Understanding that people with multicultural identities offer vital skill sets is critical for organisations to be able to leverage better what these valuable employees bring to today’s global companies.
In order to harness the diversity of bicultural and multicultural individuals, companies must first find a way of assessing their workforce, explains Brannen, and then of improving the way they match skills with functions. Additionally, they can draw from an understanding of biculturals and multiculturals to develop a global leadership training programme for monoculturals. A second instance where this can prove useful is in improving the abilities of another type of modern-day worker – the global cosmopolitan. This individual is adaptable and can relocate easily across the globe without feeling overwhelmed, but at the same time might lack a deep understanding of the host culture. “Whereas they have a certain skill set (allowing them) to be dropped into another culture and hit the ground running, it doesn’t mean they are able to handle complex contextual issues. The ‘existential angst’ that biculturals and multiculturals often experience makes them more keenly aware of these issues.”

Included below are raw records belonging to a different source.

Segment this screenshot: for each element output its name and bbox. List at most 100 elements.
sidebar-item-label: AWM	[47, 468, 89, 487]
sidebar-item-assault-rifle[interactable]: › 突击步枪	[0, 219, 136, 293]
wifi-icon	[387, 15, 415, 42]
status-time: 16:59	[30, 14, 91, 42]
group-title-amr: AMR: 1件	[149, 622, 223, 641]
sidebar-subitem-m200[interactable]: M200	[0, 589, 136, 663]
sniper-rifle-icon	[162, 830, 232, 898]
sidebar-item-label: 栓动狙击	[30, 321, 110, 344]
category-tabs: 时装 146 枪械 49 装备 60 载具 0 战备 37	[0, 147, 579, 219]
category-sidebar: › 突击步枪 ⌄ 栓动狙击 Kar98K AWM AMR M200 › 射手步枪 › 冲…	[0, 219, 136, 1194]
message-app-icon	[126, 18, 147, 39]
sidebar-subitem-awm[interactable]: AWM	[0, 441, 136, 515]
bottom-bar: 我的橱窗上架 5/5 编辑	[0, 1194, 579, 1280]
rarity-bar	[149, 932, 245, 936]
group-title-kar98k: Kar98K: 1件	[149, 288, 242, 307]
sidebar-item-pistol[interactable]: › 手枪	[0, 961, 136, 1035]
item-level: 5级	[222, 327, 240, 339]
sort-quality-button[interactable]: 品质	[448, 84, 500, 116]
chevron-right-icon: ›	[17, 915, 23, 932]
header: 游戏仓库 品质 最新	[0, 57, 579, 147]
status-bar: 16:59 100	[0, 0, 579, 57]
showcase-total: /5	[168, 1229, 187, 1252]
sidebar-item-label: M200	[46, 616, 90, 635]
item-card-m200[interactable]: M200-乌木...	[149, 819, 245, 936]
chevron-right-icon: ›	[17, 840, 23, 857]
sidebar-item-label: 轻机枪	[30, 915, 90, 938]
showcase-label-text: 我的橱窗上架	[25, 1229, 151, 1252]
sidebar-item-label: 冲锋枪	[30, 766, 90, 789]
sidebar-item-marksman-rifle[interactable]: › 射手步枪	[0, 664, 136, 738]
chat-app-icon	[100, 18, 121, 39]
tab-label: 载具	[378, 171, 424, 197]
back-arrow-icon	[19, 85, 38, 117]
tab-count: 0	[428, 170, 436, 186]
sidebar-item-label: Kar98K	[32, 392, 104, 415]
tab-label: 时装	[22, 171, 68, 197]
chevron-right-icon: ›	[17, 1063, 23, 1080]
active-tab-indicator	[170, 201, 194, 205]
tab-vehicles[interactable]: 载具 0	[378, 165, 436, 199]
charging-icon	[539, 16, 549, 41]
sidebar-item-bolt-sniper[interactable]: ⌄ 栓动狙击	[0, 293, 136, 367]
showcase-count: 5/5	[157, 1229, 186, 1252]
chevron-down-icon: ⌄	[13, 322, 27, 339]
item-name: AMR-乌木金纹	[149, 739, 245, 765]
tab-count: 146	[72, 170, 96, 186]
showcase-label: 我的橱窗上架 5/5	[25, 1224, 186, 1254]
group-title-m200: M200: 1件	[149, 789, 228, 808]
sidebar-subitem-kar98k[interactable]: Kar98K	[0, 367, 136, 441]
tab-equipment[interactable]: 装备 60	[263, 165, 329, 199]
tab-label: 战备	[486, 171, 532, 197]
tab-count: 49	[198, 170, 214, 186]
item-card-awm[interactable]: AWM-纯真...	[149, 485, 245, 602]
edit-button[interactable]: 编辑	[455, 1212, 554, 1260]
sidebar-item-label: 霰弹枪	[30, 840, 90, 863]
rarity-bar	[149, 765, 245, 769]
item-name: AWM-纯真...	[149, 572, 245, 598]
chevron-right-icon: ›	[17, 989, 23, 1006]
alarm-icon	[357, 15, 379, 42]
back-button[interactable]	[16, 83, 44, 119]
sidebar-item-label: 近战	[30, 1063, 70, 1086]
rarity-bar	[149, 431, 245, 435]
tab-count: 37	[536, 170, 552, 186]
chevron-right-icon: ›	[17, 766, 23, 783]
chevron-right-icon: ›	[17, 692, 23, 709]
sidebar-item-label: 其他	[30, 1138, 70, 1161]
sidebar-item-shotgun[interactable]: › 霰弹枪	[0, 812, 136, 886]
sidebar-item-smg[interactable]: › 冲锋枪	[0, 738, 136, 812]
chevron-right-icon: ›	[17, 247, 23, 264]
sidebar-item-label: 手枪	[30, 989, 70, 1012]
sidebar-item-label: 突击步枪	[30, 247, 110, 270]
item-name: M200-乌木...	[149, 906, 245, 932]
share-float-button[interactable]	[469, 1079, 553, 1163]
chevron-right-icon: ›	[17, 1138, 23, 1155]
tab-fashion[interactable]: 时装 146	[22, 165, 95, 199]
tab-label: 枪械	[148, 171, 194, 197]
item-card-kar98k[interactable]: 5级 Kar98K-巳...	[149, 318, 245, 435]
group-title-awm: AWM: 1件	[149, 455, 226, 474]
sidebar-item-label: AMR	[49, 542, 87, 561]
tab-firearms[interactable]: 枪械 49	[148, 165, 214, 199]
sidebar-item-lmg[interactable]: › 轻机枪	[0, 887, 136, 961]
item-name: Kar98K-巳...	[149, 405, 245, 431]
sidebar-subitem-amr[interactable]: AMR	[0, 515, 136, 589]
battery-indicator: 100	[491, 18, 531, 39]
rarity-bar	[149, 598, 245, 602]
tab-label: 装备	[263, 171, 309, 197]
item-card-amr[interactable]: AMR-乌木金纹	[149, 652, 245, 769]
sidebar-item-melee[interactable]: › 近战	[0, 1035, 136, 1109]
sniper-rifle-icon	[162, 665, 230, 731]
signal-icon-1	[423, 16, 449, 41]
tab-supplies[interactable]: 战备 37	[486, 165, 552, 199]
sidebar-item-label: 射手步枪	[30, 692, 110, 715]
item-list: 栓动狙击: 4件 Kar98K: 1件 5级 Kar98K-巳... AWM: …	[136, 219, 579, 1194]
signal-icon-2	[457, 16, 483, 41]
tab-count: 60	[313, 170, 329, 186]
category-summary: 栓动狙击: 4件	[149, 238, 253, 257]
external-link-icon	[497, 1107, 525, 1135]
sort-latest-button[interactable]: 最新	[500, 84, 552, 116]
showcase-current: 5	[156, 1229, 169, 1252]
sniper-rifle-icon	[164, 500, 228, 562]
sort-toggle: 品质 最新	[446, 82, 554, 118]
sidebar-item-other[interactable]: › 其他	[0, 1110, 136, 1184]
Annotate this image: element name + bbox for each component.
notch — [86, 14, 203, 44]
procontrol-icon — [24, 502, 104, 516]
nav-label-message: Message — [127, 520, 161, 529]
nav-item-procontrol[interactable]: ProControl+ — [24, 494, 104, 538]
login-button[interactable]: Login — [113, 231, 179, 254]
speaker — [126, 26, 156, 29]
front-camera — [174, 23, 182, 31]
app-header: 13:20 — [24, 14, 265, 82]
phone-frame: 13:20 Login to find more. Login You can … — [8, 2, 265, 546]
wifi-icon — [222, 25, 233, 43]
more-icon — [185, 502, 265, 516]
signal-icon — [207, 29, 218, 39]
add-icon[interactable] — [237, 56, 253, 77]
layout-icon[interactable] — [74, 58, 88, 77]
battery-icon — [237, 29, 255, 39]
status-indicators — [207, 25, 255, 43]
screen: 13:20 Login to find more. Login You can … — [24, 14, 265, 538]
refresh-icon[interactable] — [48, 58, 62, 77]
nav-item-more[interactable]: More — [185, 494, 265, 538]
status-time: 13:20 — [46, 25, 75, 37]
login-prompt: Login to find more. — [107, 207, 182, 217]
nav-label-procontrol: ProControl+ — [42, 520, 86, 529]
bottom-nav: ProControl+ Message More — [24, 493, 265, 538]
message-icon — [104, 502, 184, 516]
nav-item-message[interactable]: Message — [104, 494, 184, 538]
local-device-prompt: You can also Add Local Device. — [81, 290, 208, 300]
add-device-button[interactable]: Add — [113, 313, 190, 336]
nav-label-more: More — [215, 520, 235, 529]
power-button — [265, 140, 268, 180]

Companies can indeed miss out on opportunities by failing to recognise and exploit biculturalism and multicultural identity as an important strategic human resource. For instance, the United States stopped investing in the facsimile industry on the expectation of email overtaking the fax. A bad move, Brannen points out. “We wouldn’t have made that wrong call if we’d had tapped the tacit knowledge of biculturals in that industry who might have been able to caution that there are parts of the world where hand-written, plain paper copy faxes are going to continue to be important,” she says. “That’s perceptual acuity.” As for cellphones, many parts of the world surpassed the US in usage and technology for the simple reason that many parts of the world didn’t have landlines.
“Diversity can oftentimes slow down processes but if the diversity is understood and utilised for creativity and for helping mobilise change, it has to (move in the same) direction as the task at hand.”